Bond Buyback To Wipe Out 90% of Greek Banks' Bond Value

Greece's Public Debt Management Agency yesterday announced that ten billion euros will be spent buying back Greek bonds at discount, amounting to the second haircut for Greek banks this year. The money will go towards 40 billion euros' worth of bonds, meaning a discount of 75 percent on average. If achieved, the size of the buyout is more than enough to cover Greek banks' entire bond holdings.

The bonds in Greek bank vaults have already been discounted by a similar rate in March, during a restructuring that shaved 107 billion euros off the value of bank holdings of Greek bonds globally. This means that Greek banks' bond holdings will undergo a cumulative discount of more than 90 percent.

The buyback money comes from the European Financial Stability Fund (EFSF), the temporary facility set up in 2010 to bail out overindebted eurozone governments. After the buyback, the EFSF will spend 23.8 billion euro recapitalising the Greek banking system. The buyback will also pave the way for the eurozone to spend 10.6bn euros financing the Greek budget this year and another 9.3bn euros in the first quarter of 2013.

Greek banks have suffered a quadruple disaster since the beginning of the crisis: their cash reserves have dwindled from about 240bn euros to 165bn as Greeks sent their money abroad or lived off savings; their non-performing loans have soared; the value of their main asset, Greek government bonds, has plummeted; and their share value has collapsed to about a quarter of its pre-crisis levels. They have been staying afloat by borrowing from their sole source of credit, the European Central Bank, but much of this cash has been sucked up by the government during periods when its rescue programme was frozen.

The banks' plight has been shared by the rest of Greek society as liquidity to households and enterprises has dried up.

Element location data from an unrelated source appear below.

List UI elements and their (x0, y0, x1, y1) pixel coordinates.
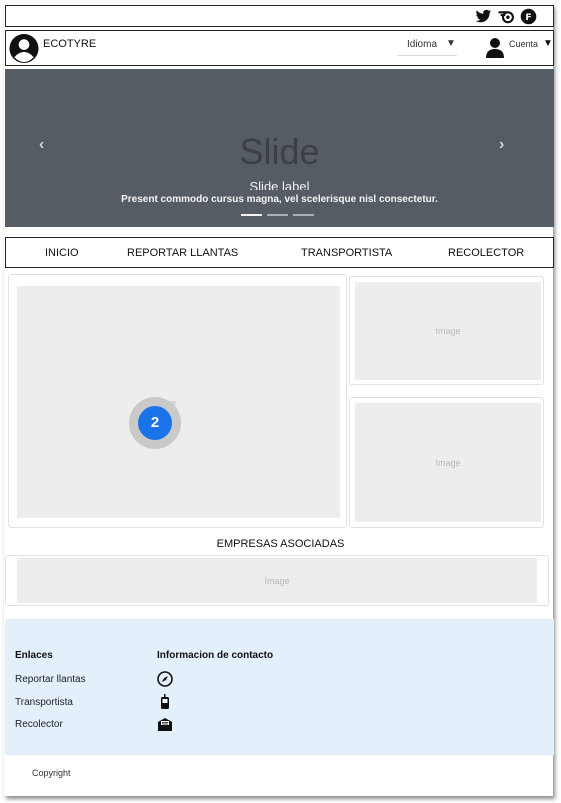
footer-links-heading: Enlaces (15, 650, 53, 661)
carousel-indicator[interactable] (293, 214, 314, 216)
carousel-indicator[interactable] (241, 214, 262, 216)
twitter-icon[interactable] (475, 8, 492, 25)
social-bar: F (5, 5, 554, 27)
side-image-1[interactable]: Image (355, 282, 541, 380)
footer-contact-heading: Informacion de contacto (157, 650, 274, 661)
brand-name[interactable]: ECOTYRE (43, 38, 96, 50)
image-placeholder-label: Image (435, 457, 461, 468)
mailbox-icon (158, 718, 172, 731)
site-header: ECOTYRE Idioma ▼ Cuenta ▼ (5, 30, 554, 66)
nav-item-recolector[interactable]: RECOLECTOR (448, 247, 524, 259)
language-dropdown[interactable]: Idioma ▼ (397, 37, 457, 56)
account-user-icon[interactable] (486, 37, 504, 59)
user-logo-icon[interactable] (8, 33, 40, 64)
chevron-down-icon: ▼ (446, 38, 456, 49)
footer-link-recolector[interactable]: Recolector (15, 719, 63, 730)
facebook-icon[interactable]: F (520, 8, 537, 25)
main-nav: INICIO REPORTAR LLANTAS TRANSPORTISTA RE… (5, 237, 554, 268)
copyright-text: Copyright (32, 768, 71, 778)
side-image-2[interactable]: Image (355, 403, 541, 522)
slide-label: Slide label (249, 179, 310, 190)
partners-heading: EMPRESAS ASOCIADAS (216, 538, 345, 550)
nav-item-inicio[interactable]: INICIO (45, 247, 79, 259)
blender-icon[interactable] (498, 8, 515, 25)
image-placeholder-label: Image (435, 326, 461, 336)
site-footer: Enlaces Informacion de contacto Reportar… (5, 619, 554, 755)
image-placeholder-label: Image (264, 575, 290, 586)
nav-item-reportar-llantas[interactable]: REPORTAR LLANTAS (127, 247, 238, 259)
main-image[interactable]: Image (17, 286, 340, 518)
footer-link-reportar-llantas[interactable]: Reportar llantas (15, 674, 86, 685)
svg-text:F: F (525, 12, 531, 23)
account-label[interactable]: Cuenta (509, 39, 538, 49)
partners-image[interactable]: Image (17, 558, 537, 603)
language-label: Idioma (407, 39, 438, 50)
slide-title: Slide (239, 131, 320, 172)
notification-badge[interactable]: 2 (129, 397, 181, 449)
chevron-down-icon[interactable]: ▼ (543, 38, 553, 49)
slide-caption: Present commodo cursus magna, vel sceler… (121, 194, 438, 205)
mobile-phone-icon (161, 694, 169, 709)
hero-carousel: ‹ › Slide Slide label Present commodo cu… (5, 69, 554, 227)
nav-item-transportista[interactable]: TRANSPORTISTA (301, 247, 392, 259)
carousel-indicator[interactable] (267, 214, 288, 216)
badge-count: 2 (138, 406, 172, 440)
compass-icon (157, 671, 173, 687)
footer-link-transportista[interactable]: Transportista (15, 697, 73, 708)
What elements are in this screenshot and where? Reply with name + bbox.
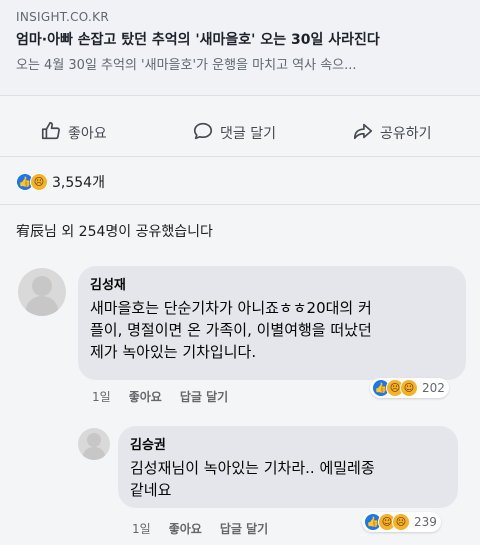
comment-meta: 1일 좋아요 답글 달기 (132, 520, 268, 537)
comment-author[interactable]: 김승권 (130, 434, 446, 453)
comment-bubble: 김성재 새마을호는 단순기차가 아니죠ㅎㅎ20대의 커 플이, 명절이면 온 가… (78, 266, 466, 380)
sad-icon: ☹ (30, 173, 48, 191)
reaction-count: 3,554개 (52, 175, 105, 191)
reactions-summary[interactable]: 👍 ☹ 3,554개 (16, 172, 105, 192)
comment-reply-link[interactable]: 답글 달기 (180, 388, 228, 405)
sad-icon: ☹ (392, 513, 410, 531)
like-label: 좋아요 (68, 126, 107, 142)
comment-bubble: 김승권 김성재님이 녹아있는 기차라.. 에밀레종 같네요 (118, 426, 458, 508)
divider (0, 156, 480, 157)
comment-line: 제가 녹아있는 기차입니다. (90, 343, 257, 361)
comment-line: 김성재님이 녹아있는 기차라.. 에밀레종 (130, 459, 375, 477)
comment-text: 새마을호는 단순기차가 아니죠ㅎㅎ20대의 커 플이, 명절이면 온 가족이, … (90, 297, 454, 363)
comment-like-link[interactable]: 좋아요 (169, 520, 202, 537)
haha-icon: ☺ (400, 379, 418, 397)
comment-reaction-count[interactable]: 👍 ☹ ☺ 202 (370, 378, 449, 398)
comment-text: 김성재님이 녹아있는 기차라.. 에밀레종 같네요 (130, 457, 446, 501)
like-button[interactable]: 좋아요 (40, 120, 107, 146)
comment-label: 댓글 달기 (220, 126, 276, 142)
reaction-count: 202 (422, 381, 445, 395)
comment-author[interactable]: 김성재 (90, 274, 454, 293)
comment-line: 새마을호는 단순기차가 아니죠ㅎㅎ20대의 커 (90, 299, 372, 317)
link-domain: INSIGHT.CO.KR (16, 10, 109, 24)
avatar[interactable] (78, 428, 110, 460)
comment-line: 같네요 (130, 481, 172, 499)
share-button[interactable]: 공유하기 (352, 120, 432, 146)
avatar[interactable] (18, 268, 66, 316)
link-preview-card[interactable]: INSIGHT.CO.KR 엄마·아빠 손잡고 탔던 추억의 '새마을호' 오는… (0, 0, 480, 96)
comment-time[interactable]: 1일 (92, 388, 111, 405)
reaction-count: 239 (414, 515, 437, 529)
comment-bubble-icon (192, 120, 214, 146)
thumbs-up-icon (40, 120, 62, 146)
share-arrow-icon (352, 120, 374, 146)
comment-button[interactable]: 댓글 달기 (192, 120, 276, 146)
comment-meta: 1일 좋아요 답글 달기 (92, 388, 228, 405)
share-label: 공유하기 (380, 126, 432, 142)
link-title[interactable]: 엄마·아빠 손잡고 탔던 추억의 '새마을호' 오는 30일 사라진다 (16, 29, 466, 49)
divider (0, 204, 480, 205)
reaction-icons: 👍 ☹ (16, 173, 48, 191)
comment-like-link[interactable]: 좋아요 (129, 388, 162, 405)
comment-reply-link[interactable]: 답글 달기 (220, 520, 268, 537)
shares-text[interactable]: 宥辰님 외 254명이 공유했습니다 (16, 221, 213, 241)
post-action-bar: 좋아요 댓글 달기 공유하기 (0, 110, 480, 154)
comment-time[interactable]: 1일 (132, 520, 151, 537)
link-description: 오는 4월 30일 추억의 '새마을호'가 운행을 마치고 역사 속으... (16, 58, 357, 73)
reaction-icons: 👍 ☺ ☹ (364, 513, 410, 531)
reaction-icons: 👍 ☹ ☺ (372, 379, 418, 397)
comment-reaction-count[interactable]: 👍 ☺ ☹ 239 (362, 512, 441, 532)
comment-line: 플이, 명절이면 온 가족이, 이별여행을 떠났던 (90, 321, 372, 339)
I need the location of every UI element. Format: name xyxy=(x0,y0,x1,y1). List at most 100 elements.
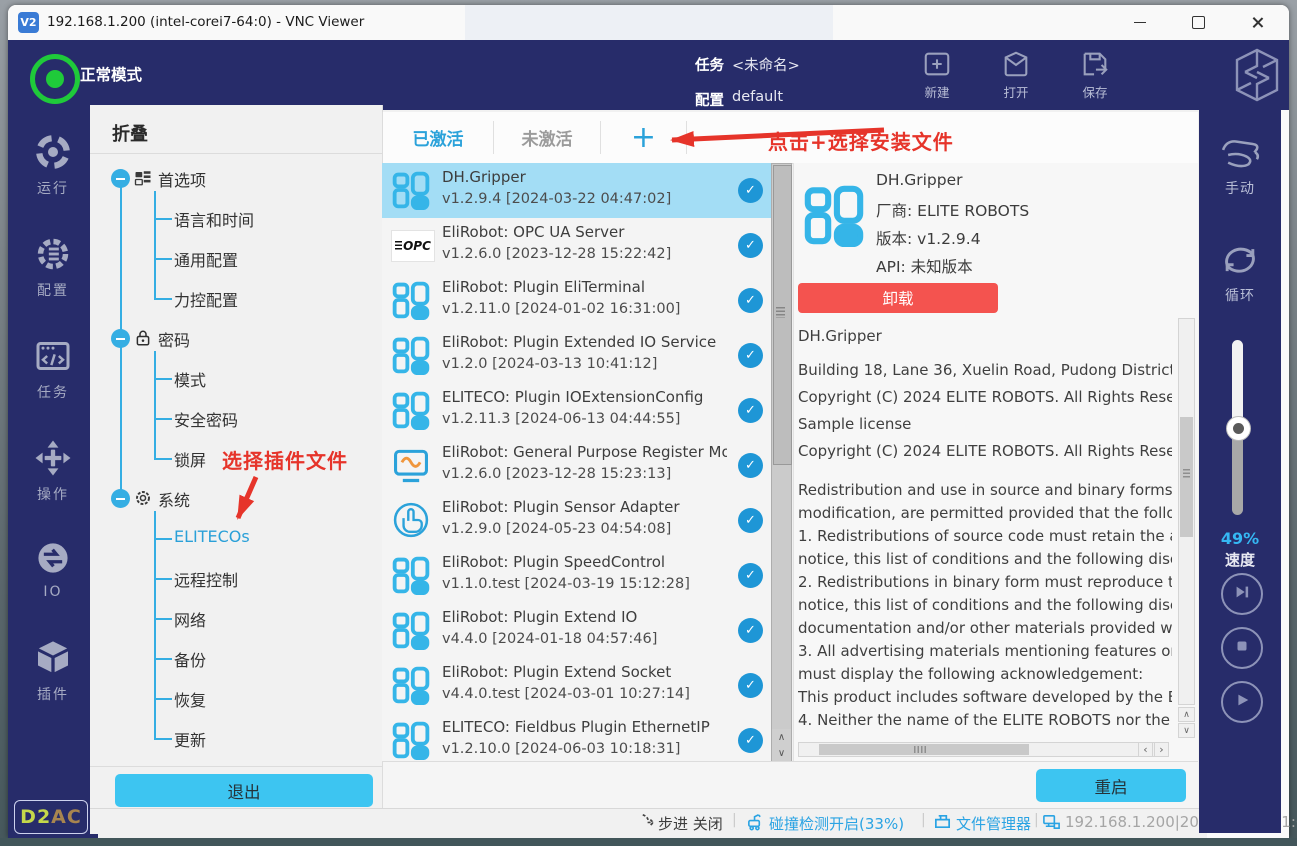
uninstall-button[interactable]: 卸载 xyxy=(798,283,998,313)
step-status[interactable]: 步进 关闭 xyxy=(658,813,723,834)
tree-item-leaf[interactable]: 通用配置 xyxy=(174,247,238,271)
scroll-up-button[interactable]: ∧ xyxy=(1178,707,1195,722)
activated-check-icon[interactable]: ✓ xyxy=(738,563,763,588)
d2ac-badge[interactable]: D2AC xyxy=(14,800,88,834)
loop-mode-button[interactable]: 循环 xyxy=(1199,240,1281,305)
license-line: 1. Redistributions of source code must r… xyxy=(798,525,1172,548)
tree-collapse-node[interactable] xyxy=(111,169,130,188)
tab-deactivated[interactable]: 未激活 xyxy=(494,112,600,163)
blocks-icon xyxy=(391,335,431,375)
task-value[interactable]: <未命名> xyxy=(732,54,800,75)
tree-item-leaf[interactable]: 网络 xyxy=(174,607,206,631)
plugin-version: v1.2.6.0 [2023-12-28 15:22:42] xyxy=(442,246,727,262)
plugin-list-item[interactable]: EliRobot: Plugin Extend IO v4.4.0 [2024-… xyxy=(382,603,771,658)
add-plugin-button[interactable]: + xyxy=(601,112,686,163)
sidebar-item-run[interactable]: 运行 xyxy=(8,132,98,198)
detail-vscrollbar[interactable] xyxy=(1178,318,1195,705)
sidebar-item-plugin[interactable]: 插件 xyxy=(8,638,98,704)
tree-item-leaf[interactable]: 语言和时间 xyxy=(174,207,254,231)
tree-line xyxy=(154,298,172,300)
tree-collapse-node[interactable] xyxy=(111,489,130,508)
sidebar-item-jog[interactable]: 操作 xyxy=(8,438,98,504)
plugin-list-item[interactable]: OPC EliRobot: OPC UA Server v1.2.6.0 [20… xyxy=(382,218,771,273)
sidebar-item-task[interactable]: 任务 xyxy=(8,336,98,402)
action-label: 新建 xyxy=(924,82,949,101)
tree-group-label[interactable]: 密码 xyxy=(158,327,190,351)
scroll-down-button[interactable]: ∨ xyxy=(1178,723,1195,738)
tree-item-leaf[interactable]: 远程控制 xyxy=(174,567,238,591)
config-value[interactable]: default xyxy=(732,89,783,105)
detail-hscrollbar[interactable] xyxy=(798,742,1168,757)
sidebar-item-config[interactable]: 配置 xyxy=(8,234,98,300)
scroll-right-button[interactable]: › xyxy=(1154,742,1169,757)
sidebar-item-io[interactable]: IO xyxy=(8,538,98,600)
speed-slider-knob[interactable] xyxy=(1226,416,1251,441)
tree-item-leaf[interactable]: 更新 xyxy=(174,727,206,751)
scroll-left-button[interactable]: ‹ xyxy=(1138,742,1153,757)
scroll-down-button[interactable]: ∨ xyxy=(772,745,791,761)
tab-activated[interactable]: 已激活 xyxy=(383,112,493,163)
new-file-icon xyxy=(922,49,952,79)
open-button[interactable]: 打开 xyxy=(985,46,1047,106)
activated-check-icon[interactable]: ✓ xyxy=(738,618,763,643)
plugin-list-item[interactable]: ELITECO: Fieldbus Plugin EthernetIP v1.2… xyxy=(382,713,771,762)
activated-check-icon[interactable]: ✓ xyxy=(738,453,763,478)
blocks-icon xyxy=(391,720,431,760)
mode-label: 正常模式 xyxy=(80,63,142,85)
collision-status[interactable]: 碰撞检测开启(33%) xyxy=(769,813,904,834)
tree-line xyxy=(154,618,172,620)
file-manager-link[interactable]: 文件管理器 xyxy=(956,813,1031,834)
activated-check-icon[interactable]: ✓ xyxy=(738,398,763,423)
save-button[interactable]: 保存 xyxy=(1064,46,1126,106)
tree-item-leaf[interactable]: 备份 xyxy=(174,647,206,671)
plugin-list-item[interactable]: EliRobot: Plugin Extended IO Service v1.… xyxy=(382,328,771,383)
tree-item-leaf[interactable]: 模式 xyxy=(174,367,206,391)
tree-group-label[interactable]: 系统 xyxy=(158,487,190,511)
tree-item-selected[interactable]: ELITECOs xyxy=(174,527,250,546)
tree-collapse-header[interactable]: 折叠 xyxy=(112,120,148,146)
scroll-up-button[interactable]: ∧ xyxy=(772,729,791,745)
tree-line xyxy=(154,191,156,298)
plugin-list-item[interactable]: EliRobot: Plugin EliTerminal v1.2.11.0 [… xyxy=(382,273,771,328)
tree-item-leaf[interactable]: 锁屏 xyxy=(174,447,206,471)
tree-group-label[interactable]: 首选项 xyxy=(158,167,206,191)
activated-check-icon[interactable]: ✓ xyxy=(738,508,763,533)
activated-check-icon[interactable]: ✓ xyxy=(738,673,763,698)
maximize-button[interactable] xyxy=(1175,5,1221,39)
tree-item-leaf[interactable]: 力控配置 xyxy=(174,287,238,311)
tree-item-leaf[interactable]: 安全密码 xyxy=(174,407,238,431)
divider: | xyxy=(732,812,737,828)
tree-line xyxy=(154,218,172,220)
play-button[interactable] xyxy=(1221,681,1263,723)
plugin-version: v1.2.9.0 [2024-05-23 04:54:08] xyxy=(442,521,727,537)
detail-vendor: 厂商: ELITE ROBOTS xyxy=(876,199,1029,221)
exit-button[interactable]: 退出 xyxy=(115,774,373,807)
plugin-list-item[interactable]: EliRobot: Plugin Extend Socket v4.4.0.te… xyxy=(382,658,771,713)
new-button[interactable]: 新建 xyxy=(906,46,968,106)
step-forward-button[interactable] xyxy=(1221,573,1263,615)
activated-check-icon[interactable]: ✓ xyxy=(738,728,763,753)
close-button[interactable] xyxy=(1234,5,1280,39)
manual-mode-button[interactable]: 手动 xyxy=(1199,133,1281,198)
robot-status-indicator[interactable] xyxy=(30,54,80,104)
tree-collapse-node[interactable] xyxy=(111,329,130,348)
stop-button[interactable] xyxy=(1221,627,1263,669)
plugin-list-item[interactable]: EliRobot: Plugin Sensor Adapter v1.2.9.0… xyxy=(382,493,771,548)
activated-check-icon[interactable]: ✓ xyxy=(738,343,763,368)
restart-button[interactable]: 重启 xyxy=(1036,769,1186,802)
nav-label: 操作 xyxy=(37,484,69,504)
plugin-list-scrollbar[interactable]: ∧ ∨ xyxy=(771,163,792,762)
minimize-button[interactable] xyxy=(1117,5,1163,39)
file-manager-icon xyxy=(933,812,952,831)
tree-item-leaf[interactable]: 恢复 xyxy=(174,687,206,711)
plugin-list-item[interactable]: DH.Gripper v1.2.9.4 [2024-03-22 04:47:02… xyxy=(382,163,771,218)
license-line: notice, this list of conditions and the … xyxy=(798,594,1172,617)
plugin-list-item[interactable]: ELITECO: Plugin IOExtensionConfig v1.2.1… xyxy=(382,383,771,438)
plugin-list-item[interactable]: EliRobot: Plugin SpeedControl v1.1.0.tes… xyxy=(382,548,771,603)
activated-check-icon[interactable]: ✓ xyxy=(738,233,763,258)
opc-logo-icon: OPC xyxy=(391,225,431,265)
activated-check-icon[interactable]: ✓ xyxy=(738,288,763,313)
plugin-list-item[interactable]: EliRobot: General Purpose Register Monit… xyxy=(382,438,771,493)
desktop-edge xyxy=(0,838,1297,846)
activated-check-icon[interactable]: ✓ xyxy=(738,178,763,203)
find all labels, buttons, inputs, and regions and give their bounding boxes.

The refinancing, and a consolidation currently underway, is supposed to put an end to this financial desert. In an interim report on monetary policy yesterday, the Bank of Greece said these two factors will "strengthen the trust [towards Greek banks] of domestic depositors and international money markets" and "positively influence the flow of deposits and Greek banks' access to international money and capital markets."